Literature can tell a reliable story about the historical and social world and the environment in which we live, but even in relation to the historical, the social, and the environmental, its traditional workplace is the (human) psyche. In literature, beginning with the earliest texts, we find a striving for the higher, the transcendent. Psychology and psychoanalysis began the scientific exploration of the human psyche more than a century ago, and at the end of the 20th century, literary science, through psychonarratology, began to explore the perception of literary characters as real persons.

On the other hand, we have known since Plato that literature influences its readers. For some it makes for inspiration, for others comfort, and for others entertainment. Teachers have found, and research confirms this, that children who read more do better academically, and cognitive research even shows that readers of literature are more empathetic and more able to understand other people’s thoughts, intentions, and feelings.

Literature and the psyche therefore come into contact on many levels – at the level of literary figures, genres, literary style, but also at the level of readers, emotions, empathic experience, and thinking. Last but not least, many scholars recognise the great social contribution of literature precisely because of its insight into the human psyche.
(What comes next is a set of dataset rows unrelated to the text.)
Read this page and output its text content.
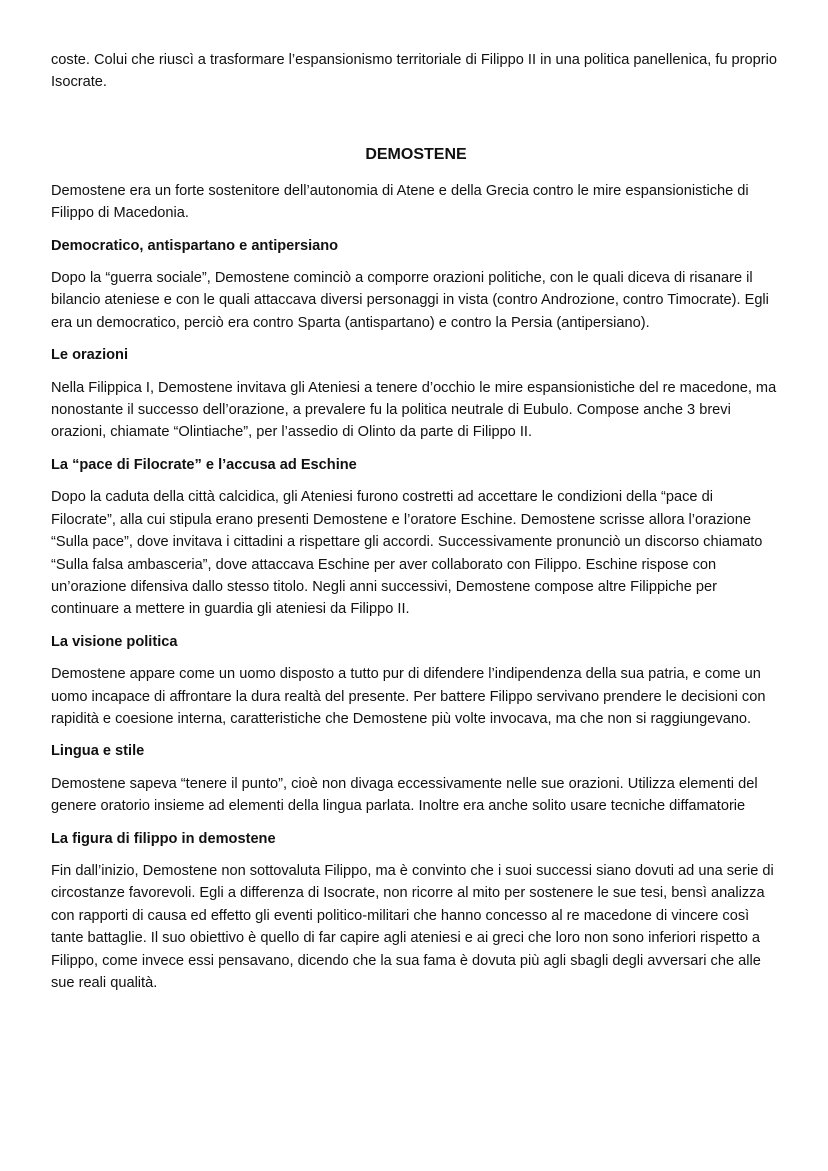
coste. Colui che riuscì a trasformare l’espansionismo territoriale di Filippo II in una politica panellenica, fu proprio Isocrate.

DEMOSTENE

Demostene era un forte sostenitore dell’autonomia di Atene e della Grecia contro le mire espansionistiche di Filippo di Macedonia.

Democratico, antispartano e antipersiano

Dopo la “guerra sociale”, Demostene cominciò a comporre orazioni politiche, con le quali diceva di risanare il bilancio ateniese e con le quali attaccava diversi personaggi in vista (contro Androzione, contro Timocrate). Egli era un democratico, perciò era contro Sparta (antispartano) e contro la Persia (antipersiano).

Le orazioni

Nella Filippica I, Demostene invitava gli Ateniesi a tenere d’occhio le mire espansionistiche del re macedone, ma nonostante il successo dell’orazione, a prevalere fu la politica neutrale di Eubulo. Compose anche 3 brevi orazioni, chiamate “Olintiache”, per l’assedio di Olinto da parte di Filippo II.

La “pace di Filocrate” e l’accusa ad Eschine

Dopo la caduta della città calcidica, gli Ateniesi furono costretti ad accettare le condizioni della “pace di Filocrate”, alla cui stipula erano presenti Demostene e l’oratore Eschine. Demostene scrisse allora l’orazione “Sulla pace”, dove invitava i cittadini a rispettare gli accordi. Successivamente pronunciò un discorso chiamato “Sulla falsa ambasceria”, dove attaccava Eschine per aver collaborato con Filippo. Eschine rispose con un’orazione difensiva dallo stesso titolo. Negli anni successivi, Demostene compose altre Filippiche per continuare a mettere in guardia gli ateniesi da Filippo II.

La visione politica

Demostene appare come un uomo disposto a tutto pur di difendere l’indipendenza della sua patria, e come un uomo incapace di affrontare la dura realtà del presente. Per battere Filippo servivano prendere le decisioni con rapidità e coesione interna, caratteristiche che Demostene più volte invocava, ma che non si raggiungevano.

Lingua e stile

Demostene sapeva “tenere il punto”, cioè non divaga eccessivamente nelle sue orazioni. Utilizza elementi del genere oratorio insieme ad elementi della lingua parlata. Inoltre era anche solito usare tecniche diffamatorie

La figura di filippo in demostene

Fin dall’inizio, Demostene non sottovaluta Filippo, ma è convinto che i suoi successi siano dovuti ad una serie di circostanze favorevoli. Egli a differenza di Isocrate, non ricorre al mito per sostenere le sue tesi, bensì analizza con rapporti di causa ed effetto gli eventi politico-militari che hanno concesso al re macedone di vincere così tante battaglie. Il suo obiettivo è quello di far capire agli ateniesi e ai greci che loro non sono inferiori rispetto a Filippo, come invece essi pensavano, dicendo che la sua fama è dovuta più agli sbagli degli avversari che alle sue reali qualità.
So what is the contemporary understanding of the psyche in literature, how have writers in the past understood the psyche and how is this reflected in their literary texts, what is the relationship between literature and emotions, what kind of psychological content and in what way does children’s literature portray, why can we feel pain when reading literature, and can reading literature be beneficial for our mental health? – these are just some of the many questions we will be discussing at this year’s, the 21st, International Comparative Literature Colloquium of the International Literary Festival Vilenica.